This repository host the necessary archives to realize a continuous remote attestation in Raspberry Pi 4 with an Optiga TPM. This work is based on the project https://github.com/Infineon/remote-attestation-optiga-tpm , but with some modifications to move from an occasional remote attestation to a continuous remote attestation.
The TPM remote attestation consists of an updated list of executed programs (measurement list) including the name and measurement of the program itself. Then, the list is sent to a remote server. The TPM is essential to guarantee the integrity of the measurement list.
Registration process the system will create a Sealed key. It is a key that can be only used if the state of our IoT node is correct. If not, the IoT node has to ask the server for a new authorization to use the key, authorization that will only be sent after a check of the measurement list by the server and will only be valid while the status of our Raspberry pi does not change.
Install the RaspberryPi OS on the Raspberry Pi (32 bit or 64 bit). Connet the SDA card and run kernel_64bit_installation.sh or kernel_installation.sh giving the location of the SDA card:
kernel_64bit_installation.sh sda1 sda2
First, we have to configure some internal files of the Raspberry Pi and install the needed dependencies:
git clone https://github.com/ernesto418/Remote_attestation_TPM
cd Remote_attestation_TPM/Provisioning_Raspberry_Pi_4 && sudo sh tools_installation.sh
This script will finish in a reboot.
When the Raspberry Pi starts again:
cd Remote_attestation_TPM/Provisioning_Raspberry_Pi_4 && sudo sh key_providing.sh
The Raspberry Pi is ready to start a registration in the server (please, start the Server before continuing this guide). Move to ~/tools/remote_attestation_tool and edit the file config.cfg to set the correct IP address of the Server.
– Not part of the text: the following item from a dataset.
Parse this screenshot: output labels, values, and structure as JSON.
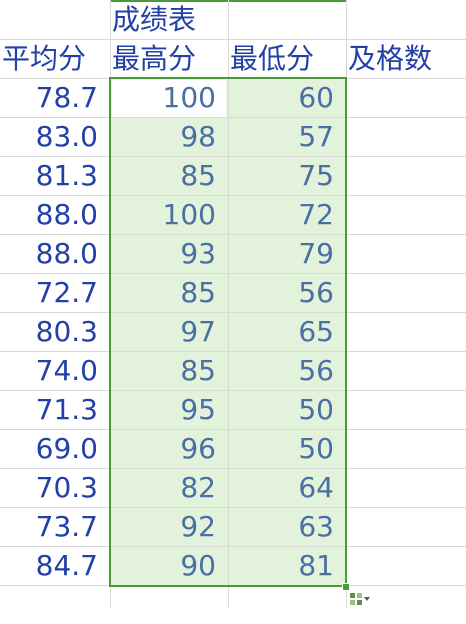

Then go to ~/tools/remote_attestation_tool/bin/measuring_attestations_v2.sh and modify the section "My application" with the programs you want to allow to be used.
-
To create measurements to be used as a reference, the first step is to clean the measurement list, for that, reboot the Raspberry Pi.
-
When the Raspberrry pi start, execute all the programs you would like your IoT node to use in the real application (Real application program).
./test_SeK.sh
- Execute the attestation (it will return several errors, but it has to be executed to include some needed programs in the reference measurement list):
./first_attestation.sh
Send the Reference list to the server and create the sealed key:
./registering_measurements.sh
Execute all the real application programs and then:
./first_attestation.sh
Now you should have passed the remote attestation, and you should have received an authorization for using the Sealed key while keeping unmodified the measurement list You can test the sealed key with:
./test_SeK.sh
At the moment a new program is used or a program is modified and then used again, the sealed key will not be available again. A new remote attestation should be passed with:
./routine_attestation.sh
Take into consideration that very probably, the server will not accept the new measures and a reboot should be realized.
This remote attestation is set for measuring just the actions of the root user, the policy can be easily changed to measure all the files executed:
- comment line 57 of kernel instalation
- uncomment line 56 of kernel instalation
In some models of Raspberry Pi 4, the reboot is not enough to produce a reset in the TPM module. It is still a mystery to be investigated. Two possible solutions:
- Hardreset the TPM while rebooting the Raspberry pi.
- Shutdown and start the Raspberry pi.